Large, focused gameplay corpora are valuable because noisy streaming footage (overlays, desktop, launchers) confounds model learning. This dataset supplies nearly 495 hours of gameplay-only clips trimmed to remove launchers, desktop screens, and viewing/streaming artifacts while keeping in-game menus, lobbies, loading, and cutscenes — making it directly usable for vision-action research and gameplay analysis.
What Sets It Apart
- Session-oriented layout: each workflow folder contains a 30fps H.264 clip.mp4 plus events.json (input/app events rebased to clip timeline), frame_events.json (per-frame event view), and a metadata.json summarizing duration and event counts — so you get aligned video+event traces out of the box.

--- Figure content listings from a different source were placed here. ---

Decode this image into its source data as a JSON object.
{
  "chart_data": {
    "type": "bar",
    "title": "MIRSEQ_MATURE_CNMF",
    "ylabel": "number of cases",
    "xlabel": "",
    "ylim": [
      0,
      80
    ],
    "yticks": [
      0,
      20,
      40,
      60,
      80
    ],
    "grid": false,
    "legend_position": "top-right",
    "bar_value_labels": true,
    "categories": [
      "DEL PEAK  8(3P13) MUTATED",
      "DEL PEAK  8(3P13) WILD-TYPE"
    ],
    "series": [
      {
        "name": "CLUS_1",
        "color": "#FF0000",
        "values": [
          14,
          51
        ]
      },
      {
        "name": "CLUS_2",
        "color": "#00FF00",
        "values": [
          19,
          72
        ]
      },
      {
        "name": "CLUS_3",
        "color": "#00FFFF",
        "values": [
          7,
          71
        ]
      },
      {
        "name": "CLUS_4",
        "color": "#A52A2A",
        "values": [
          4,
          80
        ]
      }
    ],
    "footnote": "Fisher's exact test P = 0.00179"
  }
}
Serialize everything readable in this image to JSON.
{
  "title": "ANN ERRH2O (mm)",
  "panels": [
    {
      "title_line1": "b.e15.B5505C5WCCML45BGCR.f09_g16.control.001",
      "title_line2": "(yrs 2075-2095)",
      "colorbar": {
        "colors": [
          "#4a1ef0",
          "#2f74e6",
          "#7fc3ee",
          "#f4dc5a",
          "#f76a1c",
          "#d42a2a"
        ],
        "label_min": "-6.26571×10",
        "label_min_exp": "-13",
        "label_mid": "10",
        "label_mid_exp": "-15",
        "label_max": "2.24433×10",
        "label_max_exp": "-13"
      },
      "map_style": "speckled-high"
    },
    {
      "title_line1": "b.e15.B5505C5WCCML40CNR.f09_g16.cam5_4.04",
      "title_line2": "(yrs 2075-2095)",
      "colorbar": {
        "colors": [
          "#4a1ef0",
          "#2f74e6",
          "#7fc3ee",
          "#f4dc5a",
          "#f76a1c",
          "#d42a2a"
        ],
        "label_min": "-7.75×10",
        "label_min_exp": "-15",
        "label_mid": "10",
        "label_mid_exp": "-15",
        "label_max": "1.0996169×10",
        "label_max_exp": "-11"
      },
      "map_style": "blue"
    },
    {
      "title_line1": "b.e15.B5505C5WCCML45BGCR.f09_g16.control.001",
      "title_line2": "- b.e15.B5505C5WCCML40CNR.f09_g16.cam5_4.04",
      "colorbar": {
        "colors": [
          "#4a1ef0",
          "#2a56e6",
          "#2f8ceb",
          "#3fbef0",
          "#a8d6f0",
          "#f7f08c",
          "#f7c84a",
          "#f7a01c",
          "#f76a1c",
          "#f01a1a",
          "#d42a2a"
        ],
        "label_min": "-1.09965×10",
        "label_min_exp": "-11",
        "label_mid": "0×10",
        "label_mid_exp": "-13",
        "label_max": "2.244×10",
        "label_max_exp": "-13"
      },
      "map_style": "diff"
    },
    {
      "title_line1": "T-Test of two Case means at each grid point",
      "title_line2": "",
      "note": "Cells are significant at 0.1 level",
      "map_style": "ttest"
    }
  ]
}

- Wide game coverage with concentrated scale: 776 workflows across 168 distinct games totaling 494.7 hours; top titles include Valorant (102.2 h), Minecraft (41.3 h), and GTA V (34.7 h) — useful for both breadth and per-title depth.
- Trimmed to pure gameplay: non-gameplay content (launchers, desktop, watching/streaming) removed, reducing label noise for behavior cloning, imitation learning, and supervised vision-action training.
- Practical formats: 30fps CFR H.264 video and NDJSON event files enable straightforward ingestion with standard tools (datasets, pandas, polars) and simple conversion pipelines.
Who it's for — and tradeoffs
Great fit if you need medium-scale, gameplay-focused video + input traces for training vision-action models, behavior cloning, imitation learning, gameplay understanding, or dataset augmentation. The dataset's per-session organization and event alignment lower preprocessing overhead.
Look elsewhere if you require an explicit open license (the Hugging Face card lists no license), ultra-high frame-rate / hardware-synchronized HID traces, or full desktop recordings (this collection is trimmed to in-game footage). Also note the dataset is Windows-heavy (~489.3h) with limited macOS coverage (~5.3h), which may bias platform-specific behaviors.